“Окуни-и-ис-с-сь-погрузи-и-ис-с-ь с-с-силой целе-е-ебной напита-а-айс-с-ся” запела-зажурчала вода, едва я сунула пальцы под струю, настраивая температуру.
С долгим стоном, что начался как болезненный, но под конец стал блаженным, я улеглась на дно только начавшей наполняться огромной ванны. Вода не просто обтекала меня, согревая места ссадин и ушибов, а как будто даже разминала, как если бы там умело касались невидимые пальцы. После моих тренировок я тоже ощущала нечто подобное, но не так отчетливо. Хотя тут дело наверняка в том, что повреждения тогда были не такие значительные и чувствительность, соответственно, меньше.
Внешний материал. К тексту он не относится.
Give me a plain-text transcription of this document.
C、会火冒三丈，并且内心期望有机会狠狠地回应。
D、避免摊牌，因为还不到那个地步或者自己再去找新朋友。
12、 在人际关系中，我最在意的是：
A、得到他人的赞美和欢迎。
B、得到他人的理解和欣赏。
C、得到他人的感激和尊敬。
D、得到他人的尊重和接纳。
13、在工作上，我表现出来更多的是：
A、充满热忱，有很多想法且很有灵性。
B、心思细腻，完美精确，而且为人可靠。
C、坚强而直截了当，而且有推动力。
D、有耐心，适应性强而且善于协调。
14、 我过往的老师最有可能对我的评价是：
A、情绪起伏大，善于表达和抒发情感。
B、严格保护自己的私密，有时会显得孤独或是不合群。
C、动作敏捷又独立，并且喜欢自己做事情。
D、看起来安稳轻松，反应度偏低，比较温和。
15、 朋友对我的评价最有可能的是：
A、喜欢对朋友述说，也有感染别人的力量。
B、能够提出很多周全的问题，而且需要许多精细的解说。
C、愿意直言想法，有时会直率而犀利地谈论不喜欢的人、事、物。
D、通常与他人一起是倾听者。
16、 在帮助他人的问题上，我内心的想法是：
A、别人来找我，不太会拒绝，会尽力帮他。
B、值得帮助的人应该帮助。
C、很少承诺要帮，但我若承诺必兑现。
— М-м-м, кайф-то какой, — протянула я, закрывая глаза, наслаждаясь тем, как постепенно утихает боль в ушибленной спине, как исчезает жжение в ссадинах.
Лежала и лежала, впитывая беспрерывный шепот-журчание и отстраненно отслеживая поразительное ощущение того, как говорящая со мной живая жидкость не только омывает мою кожу, но и непостижимым образом проникает сквозь нее, будто проходя свободной волной от макушки до кончиков пальцев, и вымывает не только боль, но и негатив, зацепившийся за разум и душу от происшествия в клубе и от визита гадкой бабы, а еще усталость и воспоминание о холоде. Стало так хорошо-хорошо, тихо, тепло, уютно, ничего не нужно, вот так бы лежать и лежать, не нуждаясь ни в ком и ни в чем, даже в новом вдохе. Звуков нет, забот не существует, единственное движение — мягкое течение, что укачивает как дитя в колыбели.
— Да блин! — выдохнула досадливо, резко выныривая из накрывшей полностью воды и садясь. — Нельзя так делать! Нельзя!
Я погрозила содержимому ванны пальцем, хоть и понимая, что это бесполезно. Вода никогда не перестанет пытаться заполучить меня всю и насовсем, это я уже успела понять. Как и я, похоже, не смогу перестать подспудно желать в ней полностью раствориться. Видимо, так работает наша связь. Может, с получением полной силы это как-то изменится, или я смогу влиять, запрещать эти заманивания? Кто бы знал.
— Да уйди ты с дороги, поперешник бестолковый! — услышала я голос Лукина из-за двери.
— Не велено было пущать. Кормить велено, а пущать бельма бесстыжие пятить на прелести хозяйские — нет.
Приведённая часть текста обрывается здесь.